The Foskor phosphate mine comprises the North and South pits and is located at the northern edge of the Phalaborwa complex, which hosts several mines operated by different companies.
The objective of the project is to identify the continuity of the rock, and the data obtained will be used to help optimise the design and mine planning for the North and South pits.
The fieldwork started in August last year and was concluded by November, says GeoGroup works director Grant Rijsmus.
Geomech Africa was awarded the drilling contract with the main purpose of acquiring sufficient geotechnical data for the optimisation of the North and South pits.
The project entailed drilling two holes in the North pit and five in the South pit at depths of between 300 m and 500 m. Geomech Africa used LF90 Boart Longyear and CS1500 Atlas Copco rigs, whose long-reach booms are specially designed for exploration drilling.
A survey tool was connected to the overshot and dropped to the bottom of the hole daily to read the direction of the hole so as to ensure the borehole remained within the -70º trajectory.
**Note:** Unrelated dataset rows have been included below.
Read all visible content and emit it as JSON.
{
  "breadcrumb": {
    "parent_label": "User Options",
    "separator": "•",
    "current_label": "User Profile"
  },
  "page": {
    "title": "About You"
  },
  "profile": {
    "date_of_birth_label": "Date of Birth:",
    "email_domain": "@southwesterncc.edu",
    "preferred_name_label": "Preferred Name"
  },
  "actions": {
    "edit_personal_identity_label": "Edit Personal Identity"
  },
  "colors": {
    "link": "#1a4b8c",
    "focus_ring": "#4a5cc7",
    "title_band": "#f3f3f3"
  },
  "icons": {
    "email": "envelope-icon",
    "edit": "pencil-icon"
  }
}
Further, structural data comprising structural identifications and their respective orientations were measured using an acoustic televiewer, a down-the-hole geophysical method.
Acoustic televiewers enable geotechnical investigations to generate an image of the borehole wall by transmitting ultrasonic pulses from a fixed transducer with a rotating mirror, and then recording the amplitude and travel time of the signals reflected at the interface between the borehole fluid and the borehole wall rock formation.
There were instances where the upper sections of the rock mass were highly fractured, making the drilling and identification of strata more complex, Rijsmus explains.
“This meant that the holes had to be grouted in places to enable the drill to pass through larger cracks,” he says, adding that specific drilling muds were usedto help prevent the collapse of unstable strata into the borehole and the escape of essential cooling and lubricating drilling muds into open cracks.
Geomech drilling supervisor Kiewiet Mahlangu tested various muds in different scenarios and assessed their respective impacts on the rock formations as the drill advanced, until the correct balance was found.
Meanwhile, GeoGroup is carrying out two drilling contracts at diversified miner Vedanta’s Skorpion zinc mine, located 25 km north of Rosh Pinah, in the Kharas region of southern Namibia.
The contracts involve geotechnical investigations, similar to the work done at Foskor, but in shallower holes of only 100 m in depth, and creating a means of draining water from the slope formation, which is causing slope instability.